Minggu, 19 Oktober 2014

Api Referendum Skotlandia di Hongkong, Taiwan, dan Catalan

                  Api Referendum Skotlandia di Hongkong,

Taiwan, dan Catalan

Reza Akbar Felayati  ;   Mahasiswa Hubungan Internasional FISIP Unair
JAWA POS,  17 Oktober 2014

                                                                                                                       


SULIT terelakkan referendum Skotlandia 18 September 2014 –meski hasilnya, sebagian besar (55,3 persen) pemilih tetap setia bergabung dengan Ingris Raya– kini memicu domino effect jauh keluar daratan Eropa. Di Eropa sendiri domino effect referendum Skotlandia memicu semangat baru beberapa negara bagian di sejumlah negara Eropa untuk memisahkan diri dari mother state-nya. Mereka kini memicu militansi untuk berjuang menjadi negara merdeka. Mengikuti jejak Skotlandia, Catalan akan mengadakan referendum pada 9 November 2014 untuk mencoba berpisah dari Spanyol.

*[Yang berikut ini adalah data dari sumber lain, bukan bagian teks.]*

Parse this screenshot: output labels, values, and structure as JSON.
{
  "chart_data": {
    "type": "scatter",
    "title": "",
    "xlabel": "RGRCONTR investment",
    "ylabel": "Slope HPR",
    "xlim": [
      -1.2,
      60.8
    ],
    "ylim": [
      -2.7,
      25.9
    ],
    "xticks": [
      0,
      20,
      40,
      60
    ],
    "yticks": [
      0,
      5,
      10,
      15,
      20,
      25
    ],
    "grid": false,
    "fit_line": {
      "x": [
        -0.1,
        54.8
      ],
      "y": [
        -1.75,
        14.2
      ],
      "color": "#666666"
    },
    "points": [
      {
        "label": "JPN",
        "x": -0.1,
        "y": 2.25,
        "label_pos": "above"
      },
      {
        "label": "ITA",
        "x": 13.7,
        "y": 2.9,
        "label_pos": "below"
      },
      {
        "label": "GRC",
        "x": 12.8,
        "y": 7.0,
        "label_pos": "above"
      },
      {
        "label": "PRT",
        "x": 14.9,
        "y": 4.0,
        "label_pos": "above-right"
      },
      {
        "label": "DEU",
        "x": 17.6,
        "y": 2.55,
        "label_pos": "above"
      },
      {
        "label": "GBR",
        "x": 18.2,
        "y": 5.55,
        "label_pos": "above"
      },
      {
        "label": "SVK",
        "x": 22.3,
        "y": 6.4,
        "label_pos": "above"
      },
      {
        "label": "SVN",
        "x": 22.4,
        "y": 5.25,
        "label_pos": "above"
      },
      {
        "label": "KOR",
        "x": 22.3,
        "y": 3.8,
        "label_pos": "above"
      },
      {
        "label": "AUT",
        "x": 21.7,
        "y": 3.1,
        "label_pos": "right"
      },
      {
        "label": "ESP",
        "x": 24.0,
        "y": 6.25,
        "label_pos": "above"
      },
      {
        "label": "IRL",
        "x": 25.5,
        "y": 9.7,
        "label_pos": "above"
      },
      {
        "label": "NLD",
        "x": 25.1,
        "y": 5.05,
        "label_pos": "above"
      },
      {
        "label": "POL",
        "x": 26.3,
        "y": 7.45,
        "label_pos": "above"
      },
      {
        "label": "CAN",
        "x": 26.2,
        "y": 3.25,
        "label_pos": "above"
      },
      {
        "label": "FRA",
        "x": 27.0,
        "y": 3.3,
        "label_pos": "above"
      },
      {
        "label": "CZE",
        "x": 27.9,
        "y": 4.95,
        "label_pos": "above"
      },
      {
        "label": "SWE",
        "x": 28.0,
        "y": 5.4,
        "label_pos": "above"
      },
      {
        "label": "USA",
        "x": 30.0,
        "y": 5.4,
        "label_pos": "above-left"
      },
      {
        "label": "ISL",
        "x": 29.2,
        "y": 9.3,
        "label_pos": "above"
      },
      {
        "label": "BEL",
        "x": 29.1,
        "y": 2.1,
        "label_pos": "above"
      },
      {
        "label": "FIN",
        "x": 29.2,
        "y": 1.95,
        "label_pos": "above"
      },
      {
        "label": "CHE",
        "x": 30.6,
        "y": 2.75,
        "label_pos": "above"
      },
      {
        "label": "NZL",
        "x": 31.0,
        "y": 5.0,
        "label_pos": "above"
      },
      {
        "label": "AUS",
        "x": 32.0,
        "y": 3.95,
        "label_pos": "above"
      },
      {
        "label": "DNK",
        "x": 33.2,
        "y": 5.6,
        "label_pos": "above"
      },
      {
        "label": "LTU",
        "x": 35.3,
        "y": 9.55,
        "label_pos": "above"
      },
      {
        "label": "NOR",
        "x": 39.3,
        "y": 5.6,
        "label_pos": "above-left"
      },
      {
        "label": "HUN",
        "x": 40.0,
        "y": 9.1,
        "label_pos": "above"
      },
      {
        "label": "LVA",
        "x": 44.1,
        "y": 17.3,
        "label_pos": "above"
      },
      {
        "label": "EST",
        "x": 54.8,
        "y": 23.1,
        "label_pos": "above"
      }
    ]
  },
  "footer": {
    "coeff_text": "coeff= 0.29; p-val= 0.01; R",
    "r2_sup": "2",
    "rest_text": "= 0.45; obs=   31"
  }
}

Catalan selama ini memang merupakan salah satu negara bagian di Eropa yang amat mendukung referendum Skotlandia. Artur Mas, presiden pemerintahan otonom Catalan, menganggap referendum Skotlandia sebagai model sekaligus pintu masuk untuk merdeka.

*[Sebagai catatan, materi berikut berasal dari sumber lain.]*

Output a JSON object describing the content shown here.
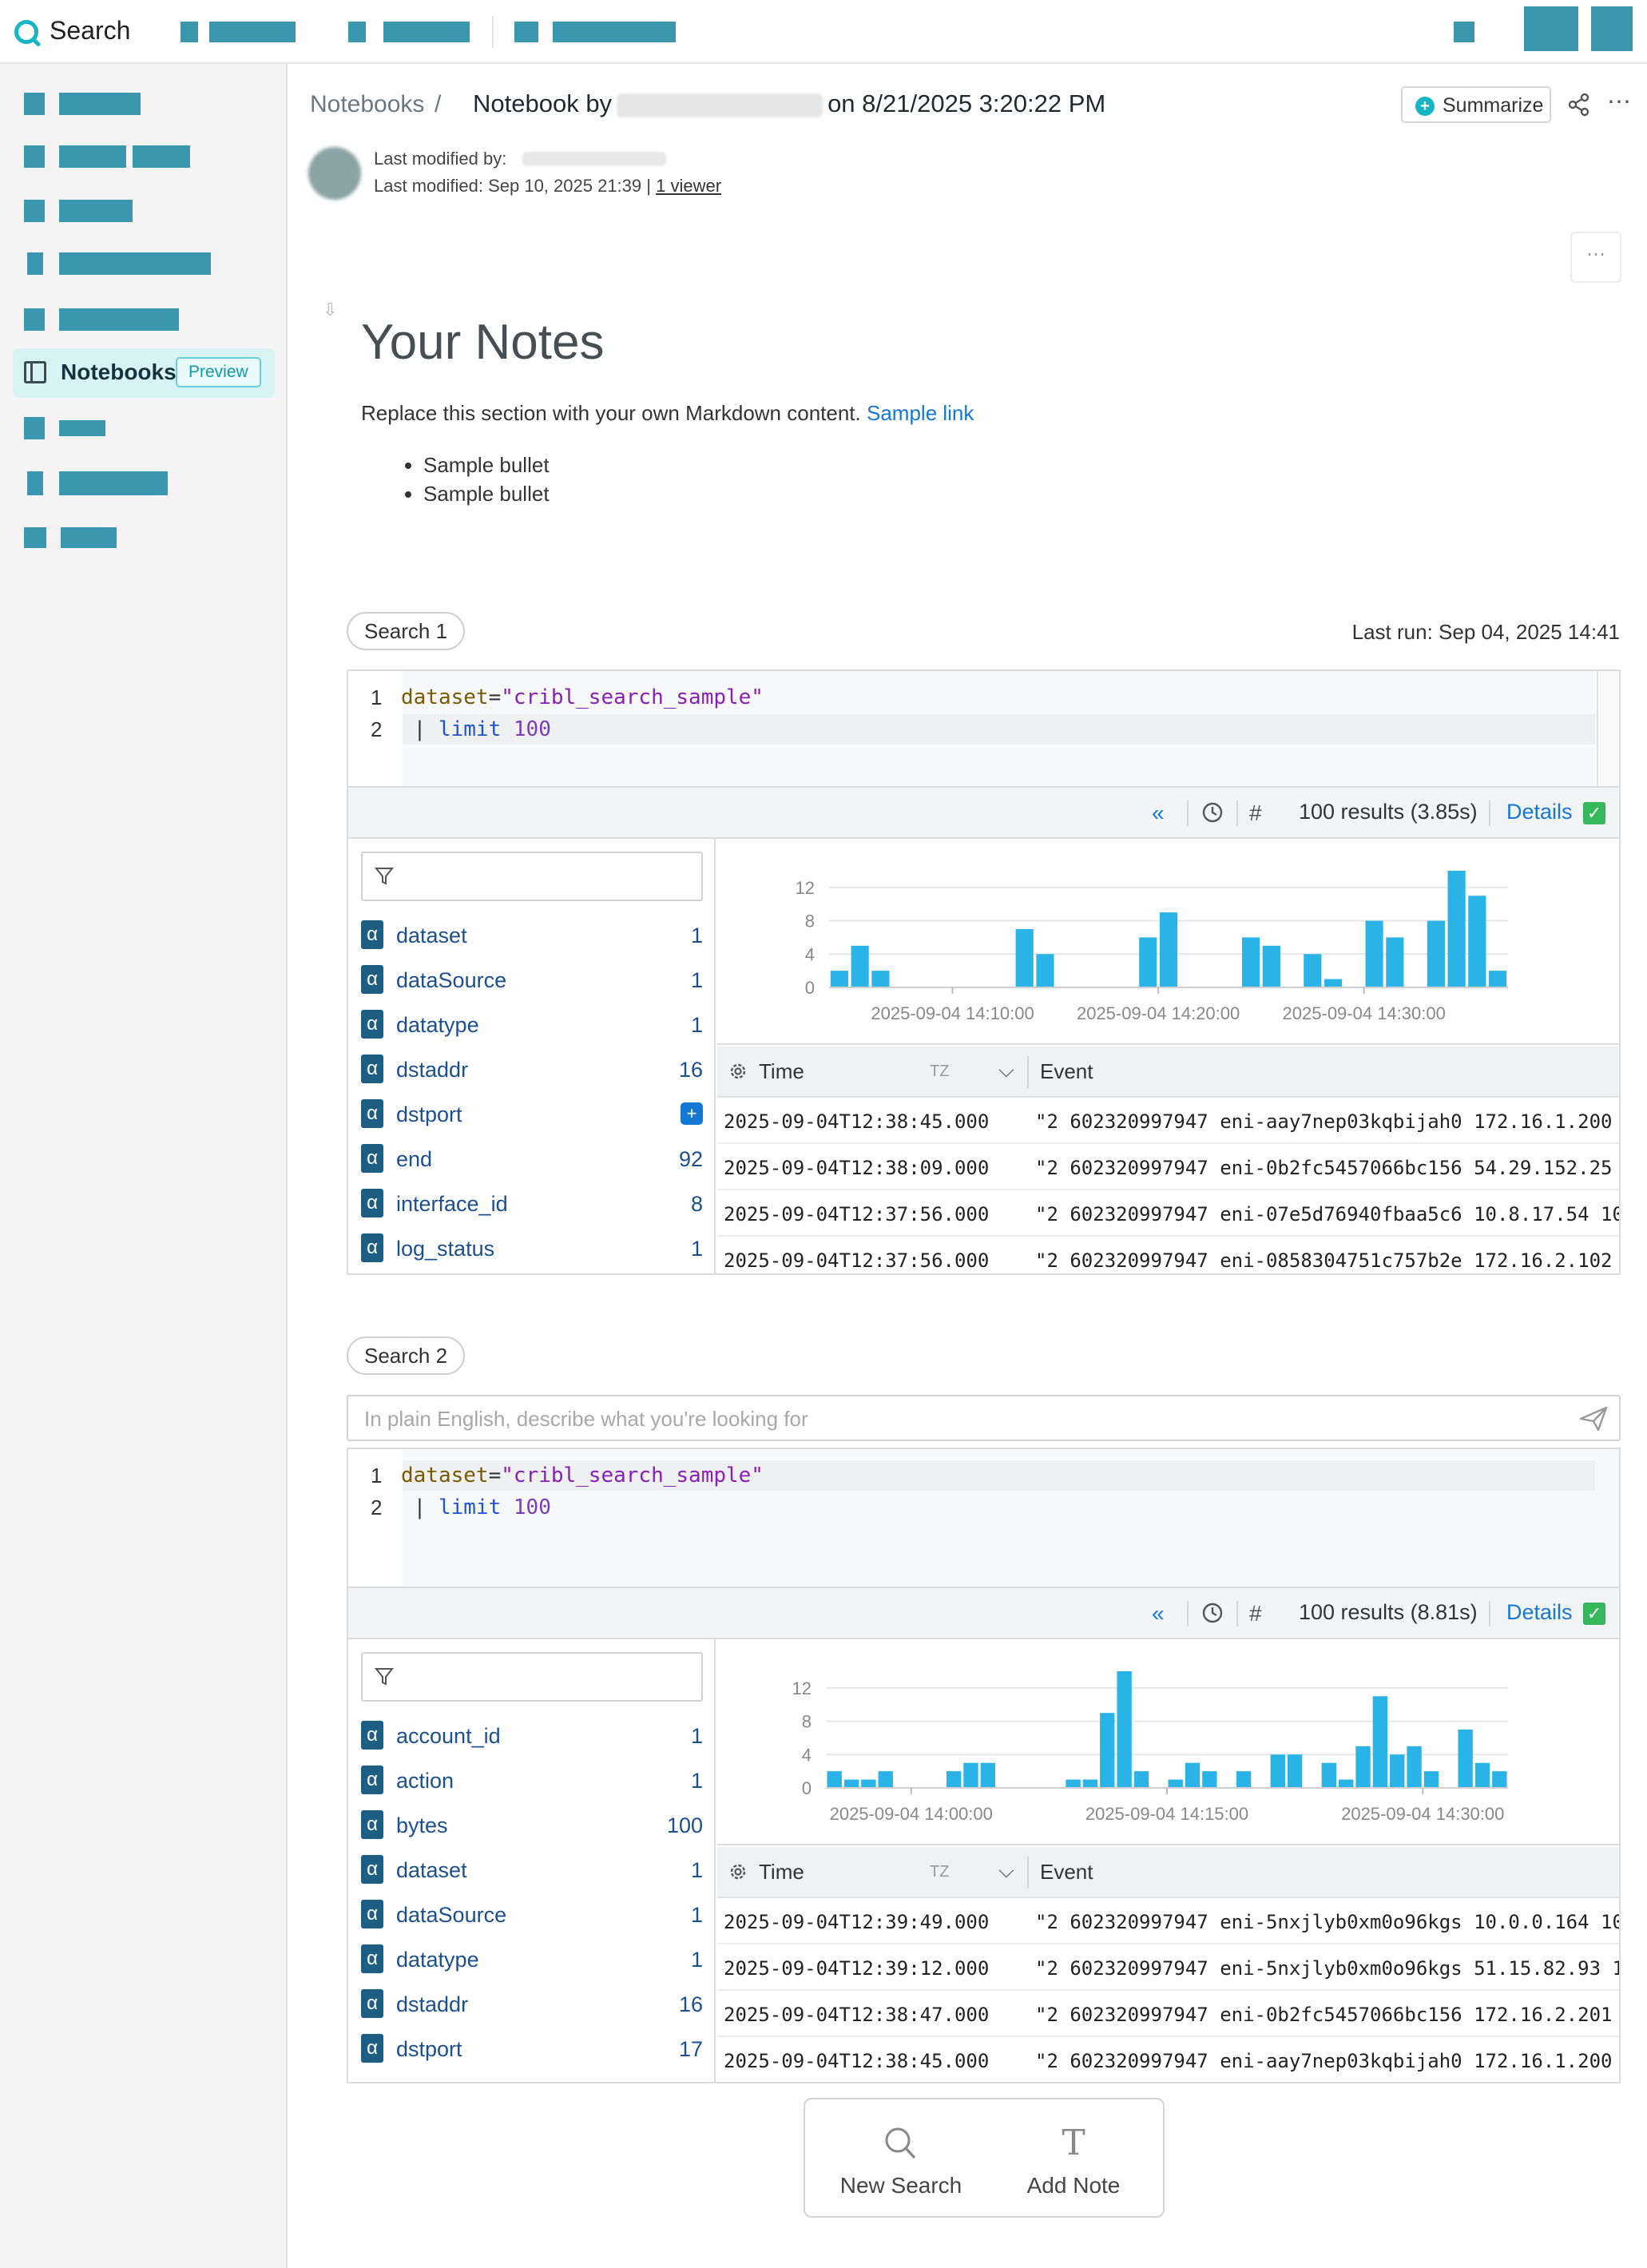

Gerakan kemerdekaan Catalan menyebar luas tidak lama setelah krisis ekonomi melanda Spanyol pada 2012. Perbedaan-perbedaan politik dengan Spanyol serta kebijakan-kebijakan Madrid yang membahayakan identitas Catalan disebut-sebut sebagai pemicu utama Catalan untuk merdeka. Rakyat Catalan pun kian merasakan tiadanya kesamaan, baik dari budaya, bahasa, maupun asal-usul dengan Spanyol.

Efek di Hongkong

Ibarat api. Efek referendum Skotlandia kini juga menjangkiti Hongkong. Aktivis prodemokrasi wilayah kepulauan Tiongkok itu terus menggalang aksi-aksi prodemokrasi yang amat militan. Meski tidak mudah, gerakan aktivis prodemokrasi di Hongkong bisa mendorong langkah politik serupa di Catalan, yaitu referendum.

Dengan intensitas arus nilai-nilai demokrasi global yang mustahil terbendung kekuatan apa pun, referendum Skotlandia bisa menyulut inspirasi. Memberi dampak dan persepsi yang kuat kepada masyarakat Hongkong untuk menjadi negara otonom yang merdeka.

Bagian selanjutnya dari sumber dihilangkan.